Color coating system (PE / HDP / PVDF / SMP)
- Balancing flexibility and weatherability with coil-handling conditions and target service life.
Standard-based implementation & QC (EN, GB, ISO, AAMA)
- Guarantees repeatability: thickness tolerance, mechanical targets, coating adhesion, color consistency.
From the viewpoint of fabricators and project specifiers, choosing A3004 H26 at 0.4mm often means:
- Simpler forming setup: fewer rejections due to cracking or wrinkling.
- Cleaner surfaces on-site: fewer visible defects, dents, and waves.
- More predictable long-term color and gloss retention (when married to a robust coating spec).

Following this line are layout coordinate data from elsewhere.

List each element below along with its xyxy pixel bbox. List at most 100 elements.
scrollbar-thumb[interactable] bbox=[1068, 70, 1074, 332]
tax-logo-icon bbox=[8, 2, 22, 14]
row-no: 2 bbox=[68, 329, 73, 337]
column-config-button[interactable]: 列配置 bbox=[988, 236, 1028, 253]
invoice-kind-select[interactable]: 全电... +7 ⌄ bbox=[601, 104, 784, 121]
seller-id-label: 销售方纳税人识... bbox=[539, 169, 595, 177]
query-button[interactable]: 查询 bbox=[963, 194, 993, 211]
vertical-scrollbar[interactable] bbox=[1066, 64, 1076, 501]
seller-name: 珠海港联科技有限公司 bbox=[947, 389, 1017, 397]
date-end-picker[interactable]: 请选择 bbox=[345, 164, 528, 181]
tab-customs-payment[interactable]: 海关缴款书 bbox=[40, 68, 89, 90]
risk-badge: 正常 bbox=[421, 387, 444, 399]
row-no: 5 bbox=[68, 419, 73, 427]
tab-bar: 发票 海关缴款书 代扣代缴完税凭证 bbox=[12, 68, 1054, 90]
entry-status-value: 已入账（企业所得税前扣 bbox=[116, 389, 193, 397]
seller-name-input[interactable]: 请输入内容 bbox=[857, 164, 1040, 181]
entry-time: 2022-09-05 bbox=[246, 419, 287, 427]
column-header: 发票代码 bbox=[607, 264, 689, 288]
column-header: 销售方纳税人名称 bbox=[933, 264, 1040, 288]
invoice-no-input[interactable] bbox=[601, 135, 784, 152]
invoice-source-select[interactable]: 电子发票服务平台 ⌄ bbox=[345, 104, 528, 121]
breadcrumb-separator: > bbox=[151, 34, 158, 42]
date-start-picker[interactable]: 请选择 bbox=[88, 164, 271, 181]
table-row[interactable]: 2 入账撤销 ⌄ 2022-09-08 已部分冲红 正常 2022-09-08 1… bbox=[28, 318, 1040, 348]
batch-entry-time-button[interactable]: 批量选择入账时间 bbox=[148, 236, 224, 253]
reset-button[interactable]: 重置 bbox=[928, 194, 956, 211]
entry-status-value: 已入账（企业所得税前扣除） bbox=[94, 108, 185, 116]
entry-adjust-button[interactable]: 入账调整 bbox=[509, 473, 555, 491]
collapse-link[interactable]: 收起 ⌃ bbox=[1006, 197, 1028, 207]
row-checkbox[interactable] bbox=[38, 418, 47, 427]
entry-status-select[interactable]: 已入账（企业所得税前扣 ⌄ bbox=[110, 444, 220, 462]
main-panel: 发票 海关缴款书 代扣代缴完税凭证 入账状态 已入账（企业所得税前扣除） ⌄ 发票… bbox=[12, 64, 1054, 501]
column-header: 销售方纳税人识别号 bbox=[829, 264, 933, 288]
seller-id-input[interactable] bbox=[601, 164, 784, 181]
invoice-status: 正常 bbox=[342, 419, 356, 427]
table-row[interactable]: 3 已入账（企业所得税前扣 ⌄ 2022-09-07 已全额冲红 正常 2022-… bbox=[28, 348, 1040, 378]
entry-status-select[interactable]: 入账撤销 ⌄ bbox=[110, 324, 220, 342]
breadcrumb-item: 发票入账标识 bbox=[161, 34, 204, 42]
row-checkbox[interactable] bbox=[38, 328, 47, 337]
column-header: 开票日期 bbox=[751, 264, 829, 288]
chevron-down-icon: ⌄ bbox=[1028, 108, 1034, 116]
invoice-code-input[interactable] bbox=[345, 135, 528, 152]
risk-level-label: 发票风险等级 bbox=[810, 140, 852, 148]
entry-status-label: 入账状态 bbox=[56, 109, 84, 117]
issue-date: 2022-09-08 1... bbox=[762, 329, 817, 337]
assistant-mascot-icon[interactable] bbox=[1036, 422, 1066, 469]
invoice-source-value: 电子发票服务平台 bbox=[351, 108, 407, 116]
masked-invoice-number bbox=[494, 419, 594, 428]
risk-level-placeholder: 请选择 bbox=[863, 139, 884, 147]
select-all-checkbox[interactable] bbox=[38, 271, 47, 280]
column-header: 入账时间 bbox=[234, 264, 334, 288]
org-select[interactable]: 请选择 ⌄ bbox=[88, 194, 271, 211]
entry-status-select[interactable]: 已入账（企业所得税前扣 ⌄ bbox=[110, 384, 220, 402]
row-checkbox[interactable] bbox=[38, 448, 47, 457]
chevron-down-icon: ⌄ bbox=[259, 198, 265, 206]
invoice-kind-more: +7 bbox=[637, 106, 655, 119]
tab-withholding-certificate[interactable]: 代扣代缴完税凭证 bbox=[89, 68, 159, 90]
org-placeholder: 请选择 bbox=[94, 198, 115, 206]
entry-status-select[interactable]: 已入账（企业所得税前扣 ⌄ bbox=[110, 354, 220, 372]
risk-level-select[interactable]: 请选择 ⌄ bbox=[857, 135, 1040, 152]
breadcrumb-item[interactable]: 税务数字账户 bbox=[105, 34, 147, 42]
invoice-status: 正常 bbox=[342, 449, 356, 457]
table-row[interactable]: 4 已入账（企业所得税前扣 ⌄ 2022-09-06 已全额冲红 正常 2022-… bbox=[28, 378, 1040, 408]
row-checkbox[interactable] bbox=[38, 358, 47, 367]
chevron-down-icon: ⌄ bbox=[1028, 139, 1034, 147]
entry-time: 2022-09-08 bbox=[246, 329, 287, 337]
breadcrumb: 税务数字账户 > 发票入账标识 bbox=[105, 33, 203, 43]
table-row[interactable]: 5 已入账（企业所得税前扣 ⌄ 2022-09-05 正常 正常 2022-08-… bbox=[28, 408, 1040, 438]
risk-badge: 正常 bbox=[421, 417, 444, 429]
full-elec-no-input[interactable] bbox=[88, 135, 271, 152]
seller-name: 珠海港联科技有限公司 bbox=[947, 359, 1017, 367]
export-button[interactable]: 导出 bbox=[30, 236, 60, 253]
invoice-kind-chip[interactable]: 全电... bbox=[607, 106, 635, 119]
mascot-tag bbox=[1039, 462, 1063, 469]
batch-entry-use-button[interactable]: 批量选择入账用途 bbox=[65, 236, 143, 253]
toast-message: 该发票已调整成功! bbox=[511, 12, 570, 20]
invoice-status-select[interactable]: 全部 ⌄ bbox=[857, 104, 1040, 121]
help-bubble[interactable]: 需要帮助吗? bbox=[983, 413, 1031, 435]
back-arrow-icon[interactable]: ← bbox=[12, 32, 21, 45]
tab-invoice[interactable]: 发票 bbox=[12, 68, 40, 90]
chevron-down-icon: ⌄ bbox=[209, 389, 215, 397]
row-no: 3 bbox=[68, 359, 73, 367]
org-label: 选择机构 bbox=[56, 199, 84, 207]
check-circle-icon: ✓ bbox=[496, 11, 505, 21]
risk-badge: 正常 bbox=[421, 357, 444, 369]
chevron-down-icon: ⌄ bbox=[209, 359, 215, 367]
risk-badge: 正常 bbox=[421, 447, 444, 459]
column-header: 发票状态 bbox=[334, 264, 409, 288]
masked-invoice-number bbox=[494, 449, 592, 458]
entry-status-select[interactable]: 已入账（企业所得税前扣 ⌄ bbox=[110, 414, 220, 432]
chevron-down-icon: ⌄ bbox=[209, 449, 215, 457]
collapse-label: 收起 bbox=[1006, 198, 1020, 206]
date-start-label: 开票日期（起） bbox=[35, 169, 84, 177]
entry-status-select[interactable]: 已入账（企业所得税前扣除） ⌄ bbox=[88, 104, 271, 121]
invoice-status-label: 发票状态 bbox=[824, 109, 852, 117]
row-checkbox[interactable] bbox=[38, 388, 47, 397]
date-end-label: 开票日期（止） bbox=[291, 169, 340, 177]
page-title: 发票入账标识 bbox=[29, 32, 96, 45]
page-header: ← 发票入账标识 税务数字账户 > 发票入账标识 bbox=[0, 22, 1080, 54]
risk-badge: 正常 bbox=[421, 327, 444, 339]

9. Typical Technical Parameter Sheet (Integrated Example)
Below is a concise parameter snapshot that a specifier or purchaser might use:
Product: A3004 H26 Color Coated Aluminum Coil
Thickness: 0.40 mm (±0.02mm or per customer spec)
Width: 50–1600 mm (customizable)
Coil ID: 405 / 508 / 610 mm
Coil Weight: 2–4 tons (customizable)
Alloy & Temper:
- Alloy: A3004 (Al–Mn–Mg)
- Temper: H26
Chemical Composition: As per Table 1 (EN 573-3 or equivalent)
Mechanical Properties:
- Tensile Strength: 220–260 MPa
- Yield Strength: 180–230 MPa
- Elongation (A50): ≥2–4 %
- Hardness: corresponding to H26 per EN / GB standards
Coating System (Example – PVDF or Polyester):
- Pre-treatment: Chrome-free / environmentally compliant conversion layer
- Primer: Epoxy / Polyester, 5–10 μm
- Topcoat: PE / HDP / PVDF, 20–25 μm (or as specified)
- Backcoat: 5–10 μm service coat or full backcoat
- Color: RAL / NCS / custom color matching available
- Gloss: Matt, silk, or high gloss (typically 20–80 GU at 60°)
Standards Compliance:
- Base metal: EN 573-3, EN 485 series / GB/T 3190, GB/T 3880
- Coating tests: EN 13523 series, ISO / ASTM climatic and UV testing
- Optional: AAMA 2604 / 2605 alignment for high-end architectural finishes
10. Takeaways for Specifiers and Engineers
- Choose A3004 when:
- You need higher strength and better stiffness than A3003 or A1100 at equal thickness.
- Choose H26 when:
- 0.4mm parts must resist denting and maintain shape but still undergo moderate forming.
- Check standards and coating synergy:
- Confirm both metal and coating specifications are harmonized to your forming process and exterior durability requirements.
- Consider lifecycle cost, not just initial gauge and price:
- A properly specified A3004 H26 0.4mm coil can allow lighter structures, easier installation, fewer site damages, and longer repaint cycles.